Desde los ocho años de edad tenía curiosidad por estar al lado de los muertos y caminar sobre sus tumbas, hoy en día tiene treinta años y su trabajo le permite verlos, tocarlos y percibir su hedor.

“En este oficio se aprende a distinguir entre el llanto verdadero y el teatro”, dice.

Un enorme e imponente columbario de diez pisos abraza el cementerio en su totalidad, en ellos se ven lápidas en perfecto estado, la mayoría con retratos de menores de edad, escudos de equipos de fútbol, flores de colores y nombres bellamente plasmados. Otros lo tienen escrito a lo “maldita sea”, justo sobre el pañete que Ángel ha colocado para sellar la tumba.

Bryan, Yesid, Sol, Martín y Guadalupe son los primeros nombres que Ángel lee cuando empieza su jornada laboral. Con una sonrisa que exhibe unos colmillos pronunciados e irradia amor y alegría por lo que hace, cuenta que esos cinco niños llegaron por muerte violenta al cementerio, unos ahogados, otros golpeados hasta desaparecer de este mundo.

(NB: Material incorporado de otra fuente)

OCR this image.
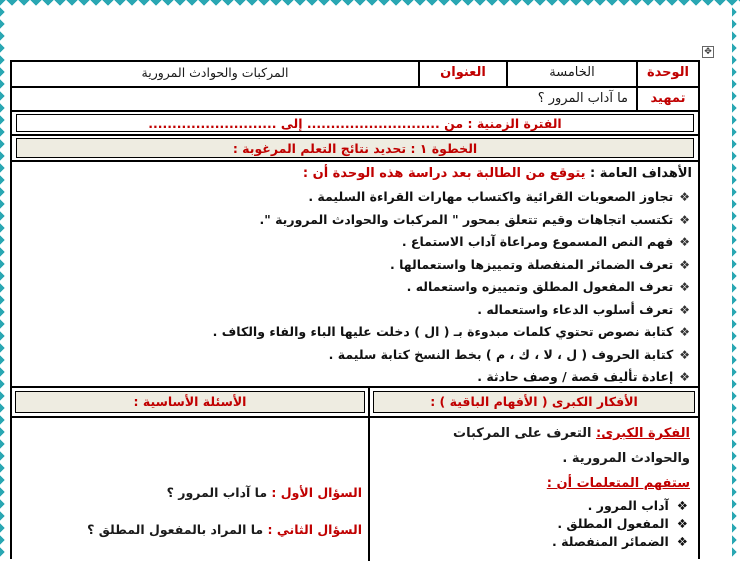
✥
الوحدة
الخامسة
العنوان
المركبات والحوادث المرورية
تمهيد
ما آداب المرور ؟
الفترة الزمنية : من ............................ إلى ...........................
الخطوة ١ : تحديد نتائج التعلم المرغوبة :
الأهداف العامة : يتوقع من الطالبة بعد دراسة هذه الوحدة أن :
❖تجاوز الصعوبات القرائية واكتساب مهارات القراءة السليمة .
❖تكتسب اتجاهات وقيم تتعلق بمحور " المركبات والحوادث المرورية ".
❖فهم النص المسموع ومراعاة آداب الاستماع .
❖تعرف الضمائر المنفصلة وتمييزها واستعمالها .
❖تعرف المفعول المطلق وتمييزه واستعماله .
❖تعرف أسلوب الدعاء واستعماله .
❖كتابة نصوص تحتوي كلمات مبدوءة بـ ( ال ) دخلت عليها الباء والفاء والكاف .
❖كتابة الحروف ( ل ، لا ، ك ، م ) بخط النسخ كتابة سليمة .
❖إعادة تأليف قصة / وصف حادثة .
الأفكار الكبرى ( الأفهام الباقية ) :
الأسئلة الأساسية :
الفكرة الكبرى: التعرف على المركبات
والحوادث المرورية .
ستفهم المتعلمات أن :
❖آداب المرور .
❖المفعول المطلق .
❖الضمائر المنفصلة .
السؤال الأول : ما آداب المرور ؟
السؤال الثاني : ما المراد بالمفعول المطلق ؟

Foto: Jose Vargas E/KienyKe.com

Ángel se seca el sudor de la frente y un zancudo se posa sobre su labio inferior al mismo tiempo que se frota las manos, un poco maltratadas por el constante contacto con la tierra, la arcilla y el cemento, para decirle a KienyKe.com: “No es un trabajo para todo el mundo. Pocas personas se le miden a esto y los que llegan a ejercer aquí no es porque precisamente lo hayan querido”.

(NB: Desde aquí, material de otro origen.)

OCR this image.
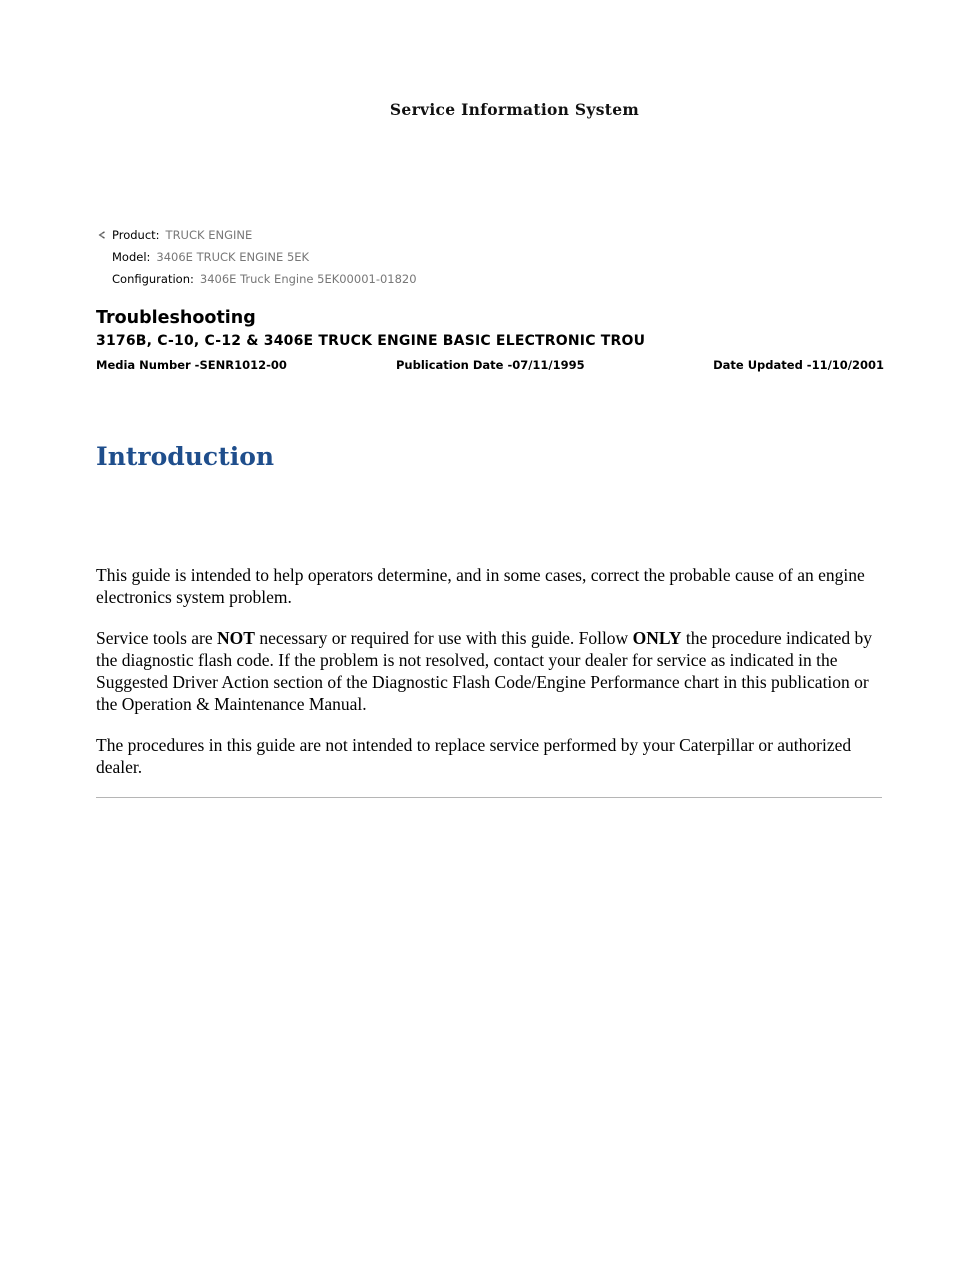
Service Information System
Product: TRUCK ENGINE
Model: 3406E TRUCK ENGINE 5EK
Configuration: 3406E Truck Engine 5EK00001-01820
Troubleshooting
3176B, C-10, C-12 & 3406E TRUCK ENGINE BASIC ELECTRONIC TROU
Media Number -SENR1012-00	Publication Date -07/11/1995	Date Updated -11/10/2001
Introduction

This guide is intended to help operators determine, and in some cases, correct the probable cause of an engine electronics system problem.

Service tools are NOT necessary or required for use with this guide. Follow ONLY the procedure indicated by the diagnostic flash code. If the problem is not resolved, contact your dealer for service as indicated in the Suggested Driver Action section of the Diagnostic Flash Code/Engine Performance chart in this publication or the Operation & Maintenance Manual.

The procedures in this guide are not intended to replace service performed by your Caterpillar or authorized dealer.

Sus días se colman de lo que llama servicios calientes: muertes violentas y “ñeritos” que vienen a llorar al muerto. Dolidos, borrachos y extasiados de droga lo agreden cuando empieza a sellar la tumba, como si él fuera el responsable del llanto y el odio que irradia “el combo” del muerto.

“Hay gente que dura dos días, no aguanta el ambiente y se va”, explica.

Pero así como hay servicios en los que vienen cien personas, también hay unos donde las únicas almas que se aparecen son las ya sepultadas. “Pasa mucho con los ancianos que abandonan el geriátrico, solos esos pobres abuelos. Yo tan si quiera les regalo una sonrisa”.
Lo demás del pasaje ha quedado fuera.